‘Saskatchewan’ by Tom Sexton
From the Pacific Rim Desk of the RichardHowe.com blog comes a new poem by our far-flung correspondent Tom Sexton, who recently traversed North America lengthwise to open shop for several months Down East. We welcome Tom and his wife, Sharyn, back to New England for a spell. This is Tom Sexton, for those who don’t know, who is a distinguished alumnus of Lowell High School (his name is etched in gold on the wall of fame) and a former Poet Laureate of his adopted home state of Alaska. He taught for many years at the University of Alaska. He tells me you cannot see Russia from his house, anyway. Tom is the author of a short shelf of books, including “Bridge Street at Dusk,” his most recent collection of Lowell poems, available at www.loompress.com for the price of two movie tickets. We’ll have a few more poems from Tom, as we expect him to be busy at his Maine table. — PM
We came this way driving west fifty years
ago when we were young and invincible,
singing Johnny Horton’s “North to Alaska”

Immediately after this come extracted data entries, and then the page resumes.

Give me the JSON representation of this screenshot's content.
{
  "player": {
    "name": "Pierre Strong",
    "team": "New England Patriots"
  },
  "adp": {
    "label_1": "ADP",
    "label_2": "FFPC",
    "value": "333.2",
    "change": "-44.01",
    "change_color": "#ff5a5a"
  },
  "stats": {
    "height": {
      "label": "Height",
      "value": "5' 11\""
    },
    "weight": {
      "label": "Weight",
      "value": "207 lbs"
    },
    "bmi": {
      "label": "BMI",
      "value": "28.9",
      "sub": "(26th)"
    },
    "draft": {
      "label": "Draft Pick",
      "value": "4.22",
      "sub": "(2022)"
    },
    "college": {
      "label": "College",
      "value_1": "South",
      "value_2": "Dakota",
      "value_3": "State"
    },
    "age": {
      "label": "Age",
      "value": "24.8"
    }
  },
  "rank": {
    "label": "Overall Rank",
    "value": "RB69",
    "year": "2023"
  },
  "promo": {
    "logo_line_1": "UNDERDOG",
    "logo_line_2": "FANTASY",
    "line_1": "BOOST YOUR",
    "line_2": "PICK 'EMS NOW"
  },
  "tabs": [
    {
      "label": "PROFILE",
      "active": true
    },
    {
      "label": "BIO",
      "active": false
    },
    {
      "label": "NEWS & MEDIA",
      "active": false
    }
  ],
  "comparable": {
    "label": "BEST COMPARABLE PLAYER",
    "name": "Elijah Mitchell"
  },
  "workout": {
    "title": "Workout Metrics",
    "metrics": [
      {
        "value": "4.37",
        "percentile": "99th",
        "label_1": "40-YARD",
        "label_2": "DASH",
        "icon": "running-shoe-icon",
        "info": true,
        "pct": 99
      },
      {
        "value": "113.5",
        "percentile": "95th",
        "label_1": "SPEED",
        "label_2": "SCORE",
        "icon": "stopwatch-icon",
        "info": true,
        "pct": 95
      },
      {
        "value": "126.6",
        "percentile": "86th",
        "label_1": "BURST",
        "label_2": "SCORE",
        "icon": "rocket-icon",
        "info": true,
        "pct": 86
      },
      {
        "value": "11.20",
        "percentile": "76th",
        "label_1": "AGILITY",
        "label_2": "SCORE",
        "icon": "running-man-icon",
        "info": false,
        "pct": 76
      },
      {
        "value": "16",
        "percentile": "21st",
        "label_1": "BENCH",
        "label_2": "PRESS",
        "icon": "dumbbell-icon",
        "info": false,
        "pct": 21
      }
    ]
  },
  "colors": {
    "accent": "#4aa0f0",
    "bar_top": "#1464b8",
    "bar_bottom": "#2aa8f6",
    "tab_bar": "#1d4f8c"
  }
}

as we drove deep into the faltering night,
breaking our tent at dawn, running on caffeine.
Now we both bear fresh scars from a surgeon’s
knife. Your heart no longer inviolate.
A scar like a scimitar on my neck.
I watch your face when a voice on the radio
says, “My fields are beyond green with only
a little rot from rain, I’ll harvest in a week.”
On both sides of the road, the land is as flat
as a griddle. You could watch your dog run away
for a week as the old saw goes. We drink it in:
slight wind moving the grain, the endless sky,
wires sagging between poles, a red- tailed hawk.
“Beyond green,” you say, “beyond green” and smile.